Despite 48 out of 216 Labour MPs going against the party whip and voting against the welfare reform and work bill, far more abstained, including leadership contenders Andy Burnham, Yvette Cooper and Liz Kendall, letting the bill pass with a large majority.
“In my view abstaining is weak leadership,” Anderson said. “You either have a position or you don’t have a position.”
Labour’s interim leader, Harriet Harman, originally said Labour would not vote against the government’s welfare bill, which outlines £12bn worth of cuts sought by ministers by 2020, provoking a storm of criticism from within the party.
Harman tried to defuse a rebellion by tabling an amendment setting out why the party disagrees with the government’s proposed bill, suggesting Labour MPs abstain rather than vote against.

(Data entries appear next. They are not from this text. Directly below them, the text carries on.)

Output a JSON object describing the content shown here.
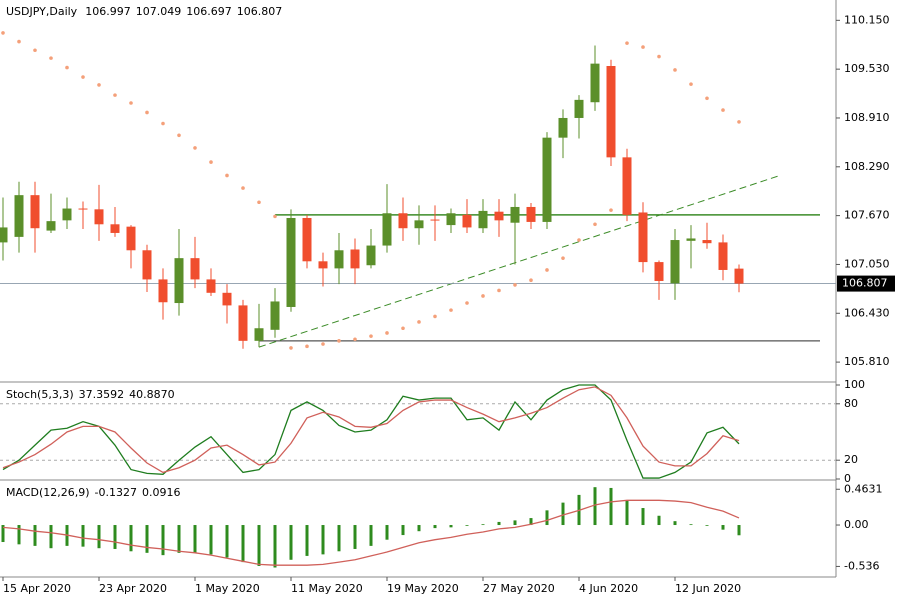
{
  "chart_data": [
    {
      "type": "candlestick",
      "title": "USDJPY,Daily",
      "categories": [
        "15 Apr 2020",
        null,
        null,
        null,
        null,
        null,
        "23 Apr 2020",
        null,
        null,
        null,
        null,
        null,
        "1 May 2020",
        null,
        null,
        null,
        null,
        null,
        "11 May 2020",
        null,
        null,
        null,
        null,
        null,
        "19 May 2020",
        null,
        null,
        null,
        null,
        null,
        "27 May 2020",
        null,
        null,
        null,
        null,
        null,
        "4 Jun 2020",
        null,
        null,
        null,
        null,
        null,
        "12 Jun 2020",
        null,
        null,
        null,
        null
      ],
      "open": [
        107.33,
        107.4,
        107.93,
        107.48,
        107.61,
        107.76,
        107.75,
        107.56,
        107.53,
        107.23,
        106.86,
        106.56,
        107.13,
        106.86,
        106.69,
        106.53,
        106.08,
        106.22,
        106.51,
        107.64,
        107.09,
        107.0,
        107.24,
        107.04,
        107.29,
        107.7,
        107.51,
        107.62,
        107.55,
        107.68,
        107.51,
        107.72,
        107.58,
        107.78,
        107.59,
        108.66,
        108.91,
        109.11,
        109.57,
        108.41,
        107.71,
        107.08,
        106.81,
        107.35,
        107.36,
        107.33,
        106.997
      ],
      "high": [
        107.9,
        108.1,
        108.1,
        107.95,
        107.9,
        107.85,
        108.06,
        107.78,
        107.55,
        107.3,
        107.0,
        107.5,
        107.4,
        107.0,
        106.8,
        106.6,
        106.55,
        106.75,
        107.75,
        107.68,
        107.2,
        107.45,
        107.38,
        107.5,
        108.07,
        107.9,
        107.8,
        107.8,
        107.76,
        107.88,
        107.88,
        107.88,
        107.95,
        107.83,
        108.73,
        109.02,
        109.2,
        109.83,
        109.65,
        108.52,
        107.84,
        107.1,
        107.5,
        107.55,
        107.58,
        107.43,
        107.049
      ],
      "low": [
        107.1,
        107.2,
        107.2,
        107.45,
        107.5,
        107.5,
        107.35,
        107.4,
        107.0,
        106.7,
        106.35,
        106.4,
        106.75,
        106.65,
        106.3,
        105.98,
        106.0,
        106.12,
        106.45,
        107.0,
        106.77,
        106.8,
        106.8,
        107.0,
        107.2,
        107.35,
        107.3,
        107.35,
        107.45,
        107.45,
        107.45,
        107.4,
        107.05,
        107.5,
        107.5,
        108.4,
        108.65,
        109.0,
        108.3,
        107.6,
        106.95,
        106.6,
        106.6,
        107.0,
        107.25,
        106.85,
        106.697
      ],
      "close": [
        107.52,
        107.93,
        107.51,
        107.6,
        107.76,
        107.75,
        107.56,
        107.45,
        107.23,
        106.86,
        106.57,
        107.13,
        106.86,
        106.69,
        106.53,
        106.08,
        106.24,
        106.58,
        107.64,
        107.09,
        107.0,
        107.23,
        107.0,
        107.29,
        107.7,
        107.51,
        107.61,
        107.61,
        107.7,
        107.52,
        107.73,
        107.61,
        107.78,
        107.59,
        108.66,
        108.91,
        109.14,
        109.6,
        108.41,
        107.68,
        107.08,
        106.84,
        107.36,
        107.38,
        107.32,
        106.98,
        106.807
      ],
      "up_color": "#5b8f2a",
      "down_color": "#f04e2e",
      "sar": {
        "color": "#f4a07a",
        "values": [
          109.99,
          109.88,
          109.77,
          109.67,
          109.55,
          109.43,
          109.33,
          109.2,
          109.1,
          108.98,
          108.84,
          108.69,
          108.53,
          108.35,
          108.18,
          108.02,
          107.84,
          107.66,
          105.99,
          106.01,
          106.04,
          106.08,
          106.1,
          106.14,
          106.18,
          106.24,
          106.32,
          106.39,
          106.47,
          106.56,
          106.65,
          106.72,
          106.79,
          106.85,
          106.98,
          107.13,
          107.36,
          107.56,
          107.74,
          109.86,
          109.81,
          109.69,
          109.52,
          109.34,
          109.16,
          109.01,
          108.86
        ]
      },
      "levels": [
        {
          "value": 107.68,
          "color": "#3c8c28"
        },
        {
          "value": 106.08,
          "color": "#555555"
        }
      ],
      "trendline": {
        "color": "#3c8c28",
        "values": [
          106.0,
          108.18
        ]
      },
      "ylim": [
        105.57,
        110.37
      ],
      "yticks": [
        {
          "value": 110.15,
          "label": "110.150"
        },
        {
          "value": 109.53,
          "label": "109.530"
        },
        {
          "value": 108.91,
          "label": "108.910"
        },
        {
          "value": 108.29,
          "label": "108.290"
        },
        {
          "value": 107.67,
          "label": "107.670"
        },
        {
          "value": 107.05,
          "label": "107.050"
        },
        {
          "value": 106.43,
          "label": "106.430"
        },
        {
          "value": 105.81,
          "label": "105.810"
        }
      ]
    },
    {
      "type": "line",
      "title": "Stoch(5,3,3)",
      "series": [
        {
          "color": "#1f7d1f",
          "values": [
            10,
            20,
            36,
            52,
            54,
            61,
            56,
            36,
            10,
            6,
            5,
            20,
            34,
            45,
            26,
            7,
            10,
            26,
            73,
            82,
            73,
            57,
            50,
            52,
            63,
            88,
            84,
            86,
            86,
            63,
            65,
            52,
            82,
            63,
            84,
            95,
            100,
            100,
            84,
            41,
            1,
            1,
            7,
            18,
            49,
            55,
            37.3592
          ]
        },
        {
          "color": "#d0605a",
          "values": [
            12,
            18,
            26,
            37,
            50,
            56,
            56,
            50,
            33,
            17,
            7,
            12,
            20,
            33,
            36,
            26,
            15,
            18,
            38,
            65,
            71,
            66,
            56,
            55,
            59,
            73,
            82,
            84,
            84,
            76,
            69,
            61,
            65,
            70,
            76,
            86,
            95,
            98,
            89,
            65,
            35,
            18,
            14,
            14,
            27,
            46,
            40.887
          ],
          "value_labels": [
            null,
            null,
            null,
            null,
            null,
            null,
            null,
            null,
            null,
            null,
            null,
            null,
            null,
            null,
            null,
            null,
            null,
            null,
            null,
            null,
            null,
            null,
            null,
            null,
            null,
            null,
            null,
            null,
            null,
            null,
            null,
            null,
            null,
            null,
            null,
            null,
            null,
            null,
            null,
            null,
            null,
            null,
            null,
            null,
            null,
            null,
            "40.8870"
          ]
        }
      ],
      "levels": [
        80,
        20
      ],
      "ylim": [
        0,
        100
      ],
      "yticks": [
        100,
        80,
        20,
        0
      ]
    },
    {
      "type": "macd",
      "title": "MACD(12,26,9)",
      "histogram": {
        "color": "#2e8b1e",
        "values": [
          -0.22,
          -0.25,
          -0.27,
          -0.3,
          -0.27,
          -0.28,
          -0.3,
          -0.31,
          -0.34,
          -0.36,
          -0.39,
          -0.36,
          -0.36,
          -0.38,
          -0.42,
          -0.48,
          -0.53,
          -0.55,
          -0.45,
          -0.4,
          -0.38,
          -0.34,
          -0.31,
          -0.27,
          -0.19,
          -0.13,
          -0.08,
          -0.04,
          -0.03,
          -0.01,
          0.01,
          0.04,
          0.06,
          0.09,
          0.19,
          0.29,
          0.39,
          0.49,
          0.48,
          0.32,
          0.22,
          0.12,
          0.05,
          0.01,
          -0.01,
          -0.06,
          -0.1327
        ]
      },
      "signal": {
        "color": "#d0605a",
        "values": [
          -0.03,
          -0.05,
          -0.08,
          -0.1,
          -0.13,
          -0.17,
          -0.19,
          -0.22,
          -0.26,
          -0.29,
          -0.31,
          -0.34,
          -0.36,
          -0.39,
          -0.43,
          -0.47,
          -0.51,
          -0.52,
          -0.52,
          -0.52,
          -0.51,
          -0.48,
          -0.45,
          -0.4,
          -0.35,
          -0.29,
          -0.23,
          -0.19,
          -0.16,
          -0.12,
          -0.09,
          -0.05,
          -0.03,
          0.01,
          0.06,
          0.13,
          0.19,
          0.26,
          0.3,
          0.32,
          0.32,
          0.32,
          0.31,
          0.29,
          0.23,
          0.18,
          0.0916
        ]
      },
      "ylim": [
        -0.66,
        0.57
      ],
      "yticks": [
        0.4631,
        {
          "value": 0,
          "label": "0.00"
        },
        -0.536
      ]
    }
  ]
}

Anderson vented his frustration on Twitter on Monday night as the results of the vote came in.
Well done to all of our Labour MPs who have shattered my belief that we stand for fairness, equality and hope. http://t.co/5CUGUlGd6c
— Joe Anderson (@joeforliverpool) July 20, 2015
Labour abstaining on the Welfare Bill is saying to people we can't solve how to save £1.2 billion per year so we will take it from the poor.
— Joe Anderson (@joeforliverpool) July 20, 2015
A Labour Leader would have said £20 million over five years, I can make those savings elsewhere not at the expense of the hardworking poor.
— Joe Anderson (@joeforliverpool) July 20, 2015
Anderson said none of the leaderships contenders had shown they knew how to solve the problem of making savings without targeting the poorest and were failing to be “imaginative and creative” in opposition.
“The Labour party are just in 2015 May general election mode and fighting the Tory press and trying to nail this flag into George Osborne territory, while he is trying to nail a flag into Labour territory,” he said.
“This is about leadership, about changing things like welfare. I agree there has to be a cap for work but there also has to be incentive to work. We need to make sure there are jobs.”
Anderson’s outrage underlines how the Labour post-election disarray spreads far beyond Westminster to the party’s grassroots support.
Asked where the result of Monday’s vote left the leadership contest, the elected Liverpool mayor said: “At the end of the day if there was a box saying ‘none of the above’ it would probably win in the first round.”
Anderson said he wanted to the candidates to “talk about the problems we face in creative ways”.
“Instead of saying we agree the welfare budget has to be reduced, we should say it’s best to reduce it in a progressive way, not a regressive way. Let’s do it in an ‘invest to save’ way, rather than say we’re going to make these savings without hitting the poorest because we have not got a clue how to do that.”
Anderson said Harman had “handled this badly” and accused the interim leader of being part of the “Westminster bubble”.
“They don’t see how people are living on a day to day basis. They don’t see what’s happening on the ground,” he said.
“It’s the weakest and the poorest who pay the most.”